Of course, you have to observe flesh and blood rather than chapter and verse to discern that I am right and Keller is wrong, to discern that our political future is not a simple and neutral debate over which reasonable people may disagree. I was going to say that it requires wisdom to see where this is going, but that is not really true: it is already out in the open, unmasked, so to speak, and brazen. And this is why identifying this evil is a qualification for leadership; the fact that the line separating good and evil passes through our own hearts does not acquit us of this responsibility, but simply requires us to overcome that evil too. A pastor–husband must know what needs to be done, and he may not fear seeming unloving when this requires him to speak words of warning in actual love.
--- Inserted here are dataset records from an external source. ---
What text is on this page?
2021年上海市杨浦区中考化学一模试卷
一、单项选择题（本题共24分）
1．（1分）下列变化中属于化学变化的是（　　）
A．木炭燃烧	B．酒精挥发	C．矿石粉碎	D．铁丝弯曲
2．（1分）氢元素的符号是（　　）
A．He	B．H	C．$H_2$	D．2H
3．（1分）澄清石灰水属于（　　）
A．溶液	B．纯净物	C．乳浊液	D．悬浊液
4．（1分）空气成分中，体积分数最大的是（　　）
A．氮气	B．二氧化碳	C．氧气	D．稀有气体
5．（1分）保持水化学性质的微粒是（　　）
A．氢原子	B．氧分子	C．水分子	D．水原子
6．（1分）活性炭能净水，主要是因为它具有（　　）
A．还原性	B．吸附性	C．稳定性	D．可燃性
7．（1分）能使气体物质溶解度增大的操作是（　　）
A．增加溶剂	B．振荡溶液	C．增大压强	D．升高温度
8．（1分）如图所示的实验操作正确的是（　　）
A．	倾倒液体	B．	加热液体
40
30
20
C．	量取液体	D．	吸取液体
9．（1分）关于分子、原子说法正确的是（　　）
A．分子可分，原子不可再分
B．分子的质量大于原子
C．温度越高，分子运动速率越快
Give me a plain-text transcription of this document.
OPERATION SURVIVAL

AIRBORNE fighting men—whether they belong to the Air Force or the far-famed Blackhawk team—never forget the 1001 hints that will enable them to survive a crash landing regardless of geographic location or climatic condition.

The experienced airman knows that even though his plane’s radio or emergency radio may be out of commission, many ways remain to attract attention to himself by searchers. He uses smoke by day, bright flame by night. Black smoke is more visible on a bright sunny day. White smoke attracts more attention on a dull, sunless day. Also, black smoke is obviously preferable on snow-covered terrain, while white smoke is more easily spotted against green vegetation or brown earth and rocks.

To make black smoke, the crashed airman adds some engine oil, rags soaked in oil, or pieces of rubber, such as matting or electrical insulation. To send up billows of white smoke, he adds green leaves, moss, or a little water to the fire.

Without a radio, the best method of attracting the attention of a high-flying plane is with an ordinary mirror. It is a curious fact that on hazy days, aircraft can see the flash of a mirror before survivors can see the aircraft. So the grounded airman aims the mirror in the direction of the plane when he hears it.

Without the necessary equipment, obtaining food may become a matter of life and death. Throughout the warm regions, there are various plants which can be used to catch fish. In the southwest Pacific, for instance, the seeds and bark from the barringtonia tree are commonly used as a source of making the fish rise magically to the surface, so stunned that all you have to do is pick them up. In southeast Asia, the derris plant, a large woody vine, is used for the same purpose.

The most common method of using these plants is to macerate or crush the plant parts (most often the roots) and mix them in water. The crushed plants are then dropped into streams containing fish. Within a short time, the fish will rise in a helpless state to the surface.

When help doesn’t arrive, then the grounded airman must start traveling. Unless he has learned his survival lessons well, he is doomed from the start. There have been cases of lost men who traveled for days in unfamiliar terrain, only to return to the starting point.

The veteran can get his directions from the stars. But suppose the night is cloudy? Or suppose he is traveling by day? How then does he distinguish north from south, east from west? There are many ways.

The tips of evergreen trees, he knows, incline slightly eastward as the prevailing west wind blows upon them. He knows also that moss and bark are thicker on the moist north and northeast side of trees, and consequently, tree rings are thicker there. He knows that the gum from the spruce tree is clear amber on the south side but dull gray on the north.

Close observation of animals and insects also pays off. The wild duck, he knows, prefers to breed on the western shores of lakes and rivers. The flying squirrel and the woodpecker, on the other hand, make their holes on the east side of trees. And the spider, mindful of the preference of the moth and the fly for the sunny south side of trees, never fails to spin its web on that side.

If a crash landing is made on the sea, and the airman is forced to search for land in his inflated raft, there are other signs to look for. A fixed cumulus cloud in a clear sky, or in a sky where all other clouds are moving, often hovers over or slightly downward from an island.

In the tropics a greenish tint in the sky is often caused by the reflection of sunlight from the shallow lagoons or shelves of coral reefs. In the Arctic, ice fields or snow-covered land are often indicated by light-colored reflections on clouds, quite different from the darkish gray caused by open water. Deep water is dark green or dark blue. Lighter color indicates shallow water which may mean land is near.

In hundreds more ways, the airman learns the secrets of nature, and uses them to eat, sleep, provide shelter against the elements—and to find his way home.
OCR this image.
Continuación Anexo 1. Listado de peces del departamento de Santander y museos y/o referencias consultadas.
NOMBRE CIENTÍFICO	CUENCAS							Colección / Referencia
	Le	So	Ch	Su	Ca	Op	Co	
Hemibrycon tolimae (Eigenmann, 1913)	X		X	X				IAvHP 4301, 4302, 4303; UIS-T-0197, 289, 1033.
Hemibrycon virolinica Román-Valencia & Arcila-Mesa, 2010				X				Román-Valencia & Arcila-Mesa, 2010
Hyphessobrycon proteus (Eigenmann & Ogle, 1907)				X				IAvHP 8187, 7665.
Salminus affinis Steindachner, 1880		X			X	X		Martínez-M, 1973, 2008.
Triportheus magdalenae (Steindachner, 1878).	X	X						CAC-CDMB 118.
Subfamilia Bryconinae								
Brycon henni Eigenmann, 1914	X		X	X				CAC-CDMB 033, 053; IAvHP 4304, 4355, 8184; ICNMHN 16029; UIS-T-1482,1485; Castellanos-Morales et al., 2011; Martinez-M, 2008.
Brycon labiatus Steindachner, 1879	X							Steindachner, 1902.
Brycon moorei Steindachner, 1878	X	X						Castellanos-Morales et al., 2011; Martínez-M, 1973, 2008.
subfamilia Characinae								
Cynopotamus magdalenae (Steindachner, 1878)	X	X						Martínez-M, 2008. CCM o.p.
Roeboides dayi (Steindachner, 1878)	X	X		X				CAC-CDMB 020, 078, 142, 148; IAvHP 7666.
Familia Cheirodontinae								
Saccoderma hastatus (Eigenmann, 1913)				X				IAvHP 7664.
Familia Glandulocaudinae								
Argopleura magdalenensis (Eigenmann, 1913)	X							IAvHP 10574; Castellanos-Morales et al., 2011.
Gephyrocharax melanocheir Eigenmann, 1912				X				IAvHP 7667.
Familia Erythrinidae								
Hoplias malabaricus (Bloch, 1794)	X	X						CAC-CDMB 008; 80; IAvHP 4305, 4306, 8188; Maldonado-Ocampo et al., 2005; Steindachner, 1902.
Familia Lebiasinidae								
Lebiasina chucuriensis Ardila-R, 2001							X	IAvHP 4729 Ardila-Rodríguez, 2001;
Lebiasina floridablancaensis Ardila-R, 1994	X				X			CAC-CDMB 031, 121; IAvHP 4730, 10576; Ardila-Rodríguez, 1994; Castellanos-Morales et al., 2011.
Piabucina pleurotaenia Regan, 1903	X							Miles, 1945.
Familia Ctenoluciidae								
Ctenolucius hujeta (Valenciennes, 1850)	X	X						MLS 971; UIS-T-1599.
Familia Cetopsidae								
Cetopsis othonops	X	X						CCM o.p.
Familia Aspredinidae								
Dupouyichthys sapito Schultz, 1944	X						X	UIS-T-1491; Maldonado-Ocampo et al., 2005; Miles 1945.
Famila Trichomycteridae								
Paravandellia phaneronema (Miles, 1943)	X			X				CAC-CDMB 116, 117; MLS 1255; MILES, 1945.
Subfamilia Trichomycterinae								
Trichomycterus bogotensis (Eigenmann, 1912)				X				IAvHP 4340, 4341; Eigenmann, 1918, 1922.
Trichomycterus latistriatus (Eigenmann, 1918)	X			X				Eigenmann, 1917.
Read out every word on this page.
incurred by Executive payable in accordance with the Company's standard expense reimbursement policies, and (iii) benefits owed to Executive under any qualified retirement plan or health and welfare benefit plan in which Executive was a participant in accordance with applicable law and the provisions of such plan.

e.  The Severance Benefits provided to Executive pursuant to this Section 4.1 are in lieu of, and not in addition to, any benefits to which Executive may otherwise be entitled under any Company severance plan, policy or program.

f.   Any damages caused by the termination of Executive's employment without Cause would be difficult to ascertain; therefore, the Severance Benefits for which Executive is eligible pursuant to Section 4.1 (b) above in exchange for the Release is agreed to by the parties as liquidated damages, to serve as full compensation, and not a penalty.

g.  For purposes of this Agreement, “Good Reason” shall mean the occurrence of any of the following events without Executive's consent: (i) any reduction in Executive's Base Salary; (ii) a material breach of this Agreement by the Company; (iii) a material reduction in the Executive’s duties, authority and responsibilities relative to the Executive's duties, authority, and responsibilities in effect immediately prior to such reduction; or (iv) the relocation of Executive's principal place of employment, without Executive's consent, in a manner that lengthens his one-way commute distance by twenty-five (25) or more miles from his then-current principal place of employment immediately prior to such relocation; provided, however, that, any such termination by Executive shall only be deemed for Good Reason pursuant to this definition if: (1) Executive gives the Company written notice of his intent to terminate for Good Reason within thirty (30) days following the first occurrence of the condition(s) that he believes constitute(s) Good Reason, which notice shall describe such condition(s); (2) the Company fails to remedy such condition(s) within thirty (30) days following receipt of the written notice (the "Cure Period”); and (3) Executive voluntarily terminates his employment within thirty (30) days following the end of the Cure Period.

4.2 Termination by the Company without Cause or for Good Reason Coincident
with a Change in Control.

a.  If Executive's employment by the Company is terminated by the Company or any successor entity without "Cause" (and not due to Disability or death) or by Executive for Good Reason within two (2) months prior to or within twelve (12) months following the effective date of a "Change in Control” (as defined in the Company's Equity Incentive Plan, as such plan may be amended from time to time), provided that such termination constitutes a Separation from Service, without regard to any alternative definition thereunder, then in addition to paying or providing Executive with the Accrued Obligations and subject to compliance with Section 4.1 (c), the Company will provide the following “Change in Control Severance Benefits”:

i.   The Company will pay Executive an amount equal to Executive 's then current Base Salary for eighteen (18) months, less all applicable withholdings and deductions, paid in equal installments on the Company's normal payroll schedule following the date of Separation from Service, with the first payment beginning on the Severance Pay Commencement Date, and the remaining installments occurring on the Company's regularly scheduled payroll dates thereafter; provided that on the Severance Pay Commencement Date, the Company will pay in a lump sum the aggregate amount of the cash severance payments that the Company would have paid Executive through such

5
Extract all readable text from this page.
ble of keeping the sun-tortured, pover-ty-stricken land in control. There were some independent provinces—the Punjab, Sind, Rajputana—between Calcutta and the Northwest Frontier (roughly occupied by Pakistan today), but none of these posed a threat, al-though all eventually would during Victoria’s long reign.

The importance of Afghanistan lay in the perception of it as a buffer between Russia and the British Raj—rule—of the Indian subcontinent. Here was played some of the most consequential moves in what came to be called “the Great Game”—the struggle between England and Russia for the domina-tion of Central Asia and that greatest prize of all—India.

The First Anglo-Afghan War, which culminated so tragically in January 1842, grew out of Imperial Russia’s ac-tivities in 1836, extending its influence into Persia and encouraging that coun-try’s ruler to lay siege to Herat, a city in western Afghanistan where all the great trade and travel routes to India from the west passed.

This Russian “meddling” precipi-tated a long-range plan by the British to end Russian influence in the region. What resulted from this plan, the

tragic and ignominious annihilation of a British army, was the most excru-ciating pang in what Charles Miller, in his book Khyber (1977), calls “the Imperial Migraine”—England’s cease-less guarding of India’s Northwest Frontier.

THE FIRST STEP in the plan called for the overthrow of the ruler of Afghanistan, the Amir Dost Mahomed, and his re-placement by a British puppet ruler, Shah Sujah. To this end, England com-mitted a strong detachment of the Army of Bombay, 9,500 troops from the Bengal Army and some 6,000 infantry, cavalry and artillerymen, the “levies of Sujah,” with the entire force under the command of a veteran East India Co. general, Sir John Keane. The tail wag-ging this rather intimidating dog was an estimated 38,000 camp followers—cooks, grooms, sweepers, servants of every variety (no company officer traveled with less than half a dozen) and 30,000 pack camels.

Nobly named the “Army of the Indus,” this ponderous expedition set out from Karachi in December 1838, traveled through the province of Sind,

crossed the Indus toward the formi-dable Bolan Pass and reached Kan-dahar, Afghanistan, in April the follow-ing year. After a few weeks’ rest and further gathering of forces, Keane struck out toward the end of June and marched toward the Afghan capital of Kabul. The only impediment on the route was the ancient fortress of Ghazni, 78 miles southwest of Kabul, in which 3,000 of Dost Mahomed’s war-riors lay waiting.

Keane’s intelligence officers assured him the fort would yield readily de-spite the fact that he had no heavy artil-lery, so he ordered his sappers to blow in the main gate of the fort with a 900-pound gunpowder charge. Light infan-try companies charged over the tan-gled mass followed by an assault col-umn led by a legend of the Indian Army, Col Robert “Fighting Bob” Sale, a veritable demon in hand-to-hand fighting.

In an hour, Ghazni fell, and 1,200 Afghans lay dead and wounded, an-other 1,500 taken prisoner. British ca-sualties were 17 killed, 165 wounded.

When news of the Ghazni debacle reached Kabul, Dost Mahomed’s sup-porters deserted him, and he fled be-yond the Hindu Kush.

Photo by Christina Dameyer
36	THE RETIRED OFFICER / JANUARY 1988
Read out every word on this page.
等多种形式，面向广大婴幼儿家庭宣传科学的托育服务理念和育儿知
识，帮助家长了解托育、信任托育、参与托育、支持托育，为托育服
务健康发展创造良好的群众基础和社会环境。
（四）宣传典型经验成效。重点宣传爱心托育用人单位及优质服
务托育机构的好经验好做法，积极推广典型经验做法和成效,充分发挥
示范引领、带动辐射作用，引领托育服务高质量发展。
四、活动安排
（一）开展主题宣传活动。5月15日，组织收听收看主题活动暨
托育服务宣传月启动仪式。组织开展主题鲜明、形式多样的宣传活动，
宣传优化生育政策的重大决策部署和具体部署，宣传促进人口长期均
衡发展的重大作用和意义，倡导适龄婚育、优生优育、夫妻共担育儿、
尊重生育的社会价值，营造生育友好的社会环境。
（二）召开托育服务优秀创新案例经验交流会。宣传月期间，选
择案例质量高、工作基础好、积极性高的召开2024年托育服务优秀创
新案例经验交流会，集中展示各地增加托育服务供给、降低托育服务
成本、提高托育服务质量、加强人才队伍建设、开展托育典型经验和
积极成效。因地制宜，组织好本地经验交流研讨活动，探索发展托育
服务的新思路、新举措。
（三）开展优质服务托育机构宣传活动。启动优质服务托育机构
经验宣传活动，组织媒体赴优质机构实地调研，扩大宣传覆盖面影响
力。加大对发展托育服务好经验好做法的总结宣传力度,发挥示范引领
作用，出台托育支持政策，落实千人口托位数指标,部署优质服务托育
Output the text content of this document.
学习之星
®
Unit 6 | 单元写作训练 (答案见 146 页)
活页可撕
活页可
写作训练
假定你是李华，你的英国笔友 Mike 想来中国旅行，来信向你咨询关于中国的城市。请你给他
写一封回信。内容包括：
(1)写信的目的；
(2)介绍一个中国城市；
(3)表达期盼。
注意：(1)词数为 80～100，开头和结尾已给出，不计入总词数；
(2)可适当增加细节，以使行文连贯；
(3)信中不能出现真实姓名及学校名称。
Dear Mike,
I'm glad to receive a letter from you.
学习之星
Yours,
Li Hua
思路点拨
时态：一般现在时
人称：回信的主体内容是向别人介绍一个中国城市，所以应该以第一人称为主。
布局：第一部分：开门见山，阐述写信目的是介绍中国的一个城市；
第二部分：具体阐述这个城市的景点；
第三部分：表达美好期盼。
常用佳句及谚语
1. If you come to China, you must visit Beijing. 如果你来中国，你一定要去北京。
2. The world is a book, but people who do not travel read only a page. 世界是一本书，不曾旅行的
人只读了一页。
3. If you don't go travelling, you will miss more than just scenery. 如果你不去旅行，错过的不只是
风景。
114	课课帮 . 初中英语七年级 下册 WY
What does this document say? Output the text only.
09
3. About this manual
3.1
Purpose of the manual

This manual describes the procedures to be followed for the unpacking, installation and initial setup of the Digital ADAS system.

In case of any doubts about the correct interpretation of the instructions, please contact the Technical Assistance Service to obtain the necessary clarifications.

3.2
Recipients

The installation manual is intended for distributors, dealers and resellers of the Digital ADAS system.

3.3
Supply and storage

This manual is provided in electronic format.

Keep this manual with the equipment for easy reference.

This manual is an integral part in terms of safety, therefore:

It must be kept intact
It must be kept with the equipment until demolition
And yet we are happy warriors; we are ministers and officers of such a shadow government, and the weapons of our warfare are not of the flesh:
Why do nations conspire,
And peoples murmur a vain thing?
Positioned are earth’s kings,
And rulers take counsel together,
Against Yahweh,
And against His anointed;
Saying, “Let us break Their chains,
And throw off of us Their ropes!”
The One enthroned in the heavens laughs;
My Master scoffs at them! (Psalm 2:1-10, James Jordan)
God is doing a good work of exposing and testing and tempering right now. May we be strengthened, purified, and proven true!
C. R. Wiley and friends recently provided a delightful encouragement to study Protestant resistance theory from, of all quarters, a Roman Catholic. Vindiciae Contra Tyrannos is in my reading queue after Solzhenitsyn.
The Theopolis conversation on the manosphere and the church is complete. I encourage you to read all of the articles.